Beatriz del Carmen CLIV

16 de agosto de 2010

 

 

Tuve anoche un sueño maravilloso: soñé que soñaba. Me encontraba en la estación de tren de Margency que me llevaría a Vallauris donde me encontraría con Picasso. Caía una lluvia pertinaz y hacia mucho frio. Era conciente de lo que me estaba pasando era tan solo un sueño. No quería despertar. Esperaba que el tren pasara, se detuviera y yo lo tomaría. Pero pasaba el tiempo y el tren no aparecía. Era de noche. Preguntaba al encargado  de la estación, me dijera por qué no llegaba el tren.
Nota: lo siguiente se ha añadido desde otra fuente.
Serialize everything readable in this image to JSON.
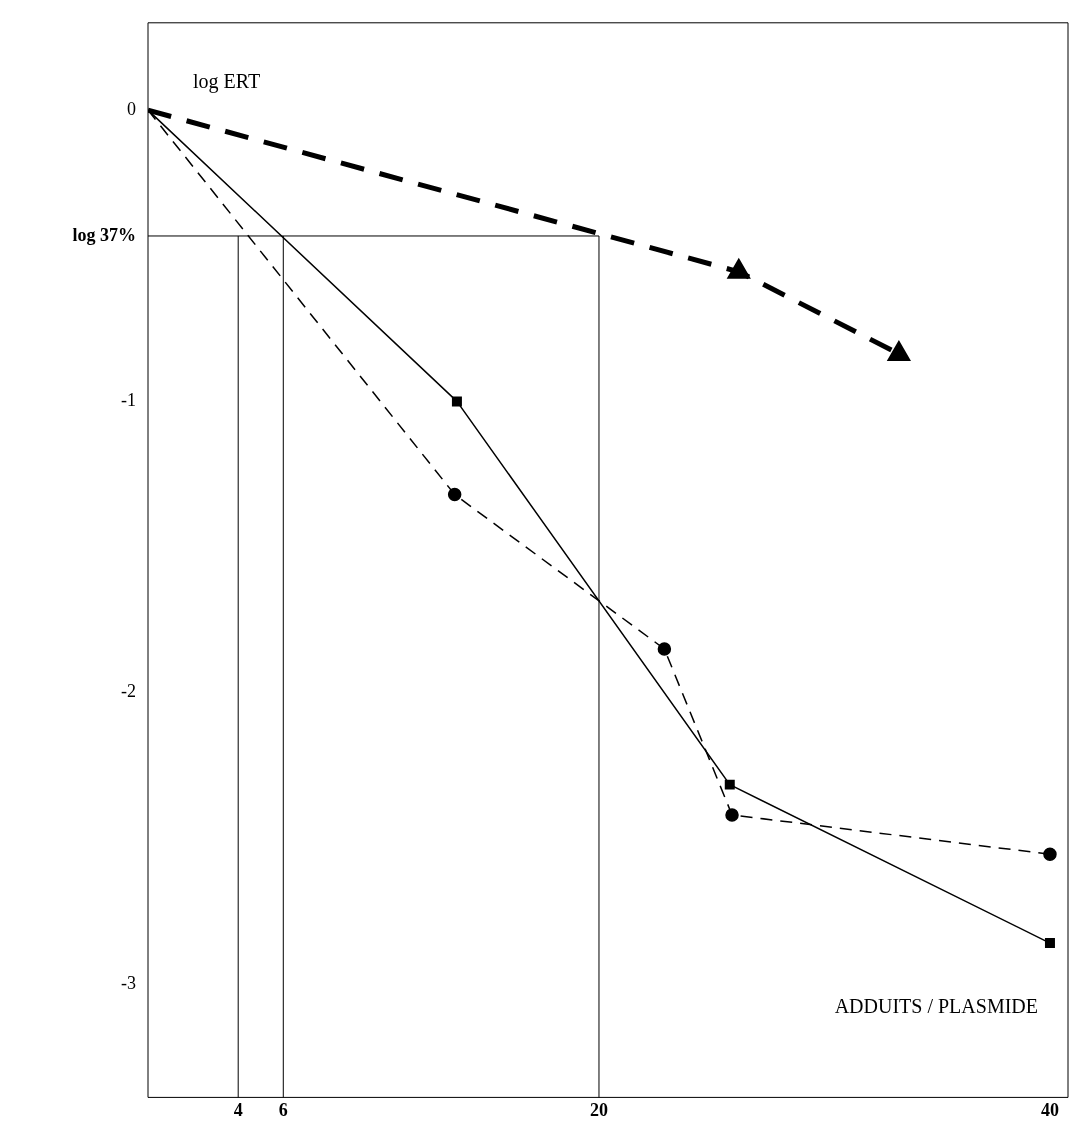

Somnoliento el hombre me informaba  que el tren no pasaría en el tiempo acostumbrado. No me daba ninguna información; pero me aseguraba, que había que esperar hasta el día de mañana, porque se le había dicho que el tren llegaría  hasta las siete de la mañana. Ignoraba la razón de ese retraso. Yo me desesperaba y me decía que tendría que esperarlo en una banca de la estación. Me contestaba que hiciera lo que me diera la gana, lo que él podría prestarme era una cobija y darme una taza de café bien caliente. Aceptaba su oferta y, me acurrucaba en la banca cubriéndome con la manta maloliente. Me quedé dormido y pedí  se me despertara  a la hora en que el tren llegara. Cuando el tren llegó ya estaba yo despierto. Había dormido pocas horas. Había pasado la noche y tuve sueños muy extraños. Como sucede en los sueños, de pronto ya me ví en la estación de Vallauris y en la distancia ví a Picasso en shorts. Le expliqué lo que me había pasado. Abordamos su automóvil que manejaba su hijo Paul y nos dirigimos  a su casa que daba al mar. Picasso hablaba en francés con Paul. Le llamaba Pablito. El en cambio se dirigía al padre y le decía Monseñor. Después de una larga trayectoria, pude ver un castillo a la distancia. Era donde vivía Monseñor.
Eran las 11 del medio día. Yo trataba de hablar con Picasso, pero no contestaba nada, simplemente me miraba con cierta curiosidad. Le pregunté qué estaba haciendo ahora y secamente me contestó “Hago cerámicas. Ya te las mostraré”.
En ese momento yo desperté y me levanté a orinar. Regresé a mi cama y extrañamente  continuó mi encuentro con Picasso. Me llevó a que viera las cerámicas que ya tenía terminadas. Eran decenas de éstas. Puso a mi disposición unos jarrones y platos, para que yo los decorara. Hice tan solo una pieza. Después nos fuimos al mar. Ni Picasso ni yo sabíamos nadar. Picasso se metió al mar pero el agua le llegaba hasta las rodillas. Fué cuando me enteré que nunca había nadado. Que tan solo lo hacía, precautoriamente, para que el fotógrafo Douglas Duncan le tomara fotos.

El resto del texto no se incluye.